Leiser and Caurier manage to keep their production on the right side of sentimentality, but here it was Opolais who imbued it with true tragic authority. It was a pity then that her final death throes were exaggerated and unconvincing: Butterfly’s destiny has been foreshadowed, for example in her prostrate figure at the close of Act 1, and once the ornate tantō has done its fatal work, one might have hoped for a less melodramatic physical collapse to convey Butterfly’s ultimately destructive passivity.

Opolais is well-partnered by Brian Jagde’s Pinkerton. The American tenor’s interpretation of the Yankee Lieutenant as an insensitive young buck whose crime is carelessness rather than malice is convincing, even if it doesn’t allow for much emotional range. Jadge’s tenor is bright and powerful, and although there were a few over-reaching rasps in Act 1, his aria, ‘Addio fiorito asil’, was deeply moving, full of shame and sorrow.

The rest of the cast were solid but somewhat overshadowed by Opolais’s intensity. Albanian mezzo-soprano Enkelejda Shkosa was a feisty Suzuki, strong and rich of voice, and Jeremy White’s white-faced Bonze cursed chillingly. Gabriele Viviani made a fairly bland impact as Sharpless, but Carlo Bosi’s Goro was wily and snakily persistent and the Italian tenor grabbed his dramatic moments.

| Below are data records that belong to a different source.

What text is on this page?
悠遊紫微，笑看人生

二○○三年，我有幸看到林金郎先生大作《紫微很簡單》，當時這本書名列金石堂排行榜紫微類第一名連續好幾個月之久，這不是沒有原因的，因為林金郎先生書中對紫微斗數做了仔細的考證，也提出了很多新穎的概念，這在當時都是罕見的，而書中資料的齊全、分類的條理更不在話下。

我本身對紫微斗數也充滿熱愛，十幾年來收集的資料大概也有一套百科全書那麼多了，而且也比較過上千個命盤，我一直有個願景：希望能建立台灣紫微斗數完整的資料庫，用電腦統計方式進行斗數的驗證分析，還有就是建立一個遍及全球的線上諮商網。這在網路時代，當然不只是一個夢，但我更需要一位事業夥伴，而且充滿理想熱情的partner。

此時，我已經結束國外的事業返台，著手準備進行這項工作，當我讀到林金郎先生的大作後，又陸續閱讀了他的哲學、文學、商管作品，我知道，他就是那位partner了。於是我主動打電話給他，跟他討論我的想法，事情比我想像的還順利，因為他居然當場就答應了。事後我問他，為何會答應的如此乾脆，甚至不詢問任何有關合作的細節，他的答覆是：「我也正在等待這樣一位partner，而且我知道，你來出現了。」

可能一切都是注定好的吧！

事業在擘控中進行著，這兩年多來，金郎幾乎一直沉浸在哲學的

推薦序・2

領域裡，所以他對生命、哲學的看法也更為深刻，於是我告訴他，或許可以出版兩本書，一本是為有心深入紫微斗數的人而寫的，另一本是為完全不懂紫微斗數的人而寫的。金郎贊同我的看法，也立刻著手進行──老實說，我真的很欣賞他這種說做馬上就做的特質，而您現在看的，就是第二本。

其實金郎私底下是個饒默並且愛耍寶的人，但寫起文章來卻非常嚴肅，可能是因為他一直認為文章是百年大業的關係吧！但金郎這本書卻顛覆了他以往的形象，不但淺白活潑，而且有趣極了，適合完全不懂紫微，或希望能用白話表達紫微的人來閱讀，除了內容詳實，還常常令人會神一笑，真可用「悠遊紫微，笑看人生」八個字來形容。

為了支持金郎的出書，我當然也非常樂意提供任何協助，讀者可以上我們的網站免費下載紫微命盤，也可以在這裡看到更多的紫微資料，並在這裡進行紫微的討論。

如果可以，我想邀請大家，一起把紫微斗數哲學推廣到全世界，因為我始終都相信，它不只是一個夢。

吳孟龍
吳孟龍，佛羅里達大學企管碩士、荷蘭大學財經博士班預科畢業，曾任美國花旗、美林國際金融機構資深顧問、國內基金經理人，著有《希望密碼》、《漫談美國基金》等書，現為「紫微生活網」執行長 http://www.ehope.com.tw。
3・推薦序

The single performer who matched Opolais’s fearless commitment was conductor Nicola Luisottiwho drew incredible incisive playing from the pit, alternating searing, fervent climaxes — the instrumental introduction did not waste any time in setting out Luisotti’s intentions — with moments of pristine tenderness. Together with Opolais, Luisotti conveyed an essential truth: that Butterfly’s tragedy is not caused by external forces of pillage and corruption but derives from within, from her own misplaced love.

Claire Seymour


Cast and production information:

Cio-Cio-San, Kristine Opolais; Pinkerton, Brian Jagde; Sharpless, Gabriele Viviani; Goro, Carlo Bosi; Suzuki, Enkelejda Shkosa; Bonze, Jeremy White; Yamadori, Yuriy Yurchuk; Imperial Commissioner Samuel Dale Johnson; Kate Pinkerton, Anush Hovhannisyan; Conductor, Nicola Luisotti; Directors Moshe Leiser and Patrice Caurier; Set designs, Christian Fenouillat; Costume designs, Agostino Cavalca; Lighting design, Christophe Forey; Orchestra and Chorus of the Royal Opera House. Royal Opera House, Covent Garden, London, Friday 20th March 2015.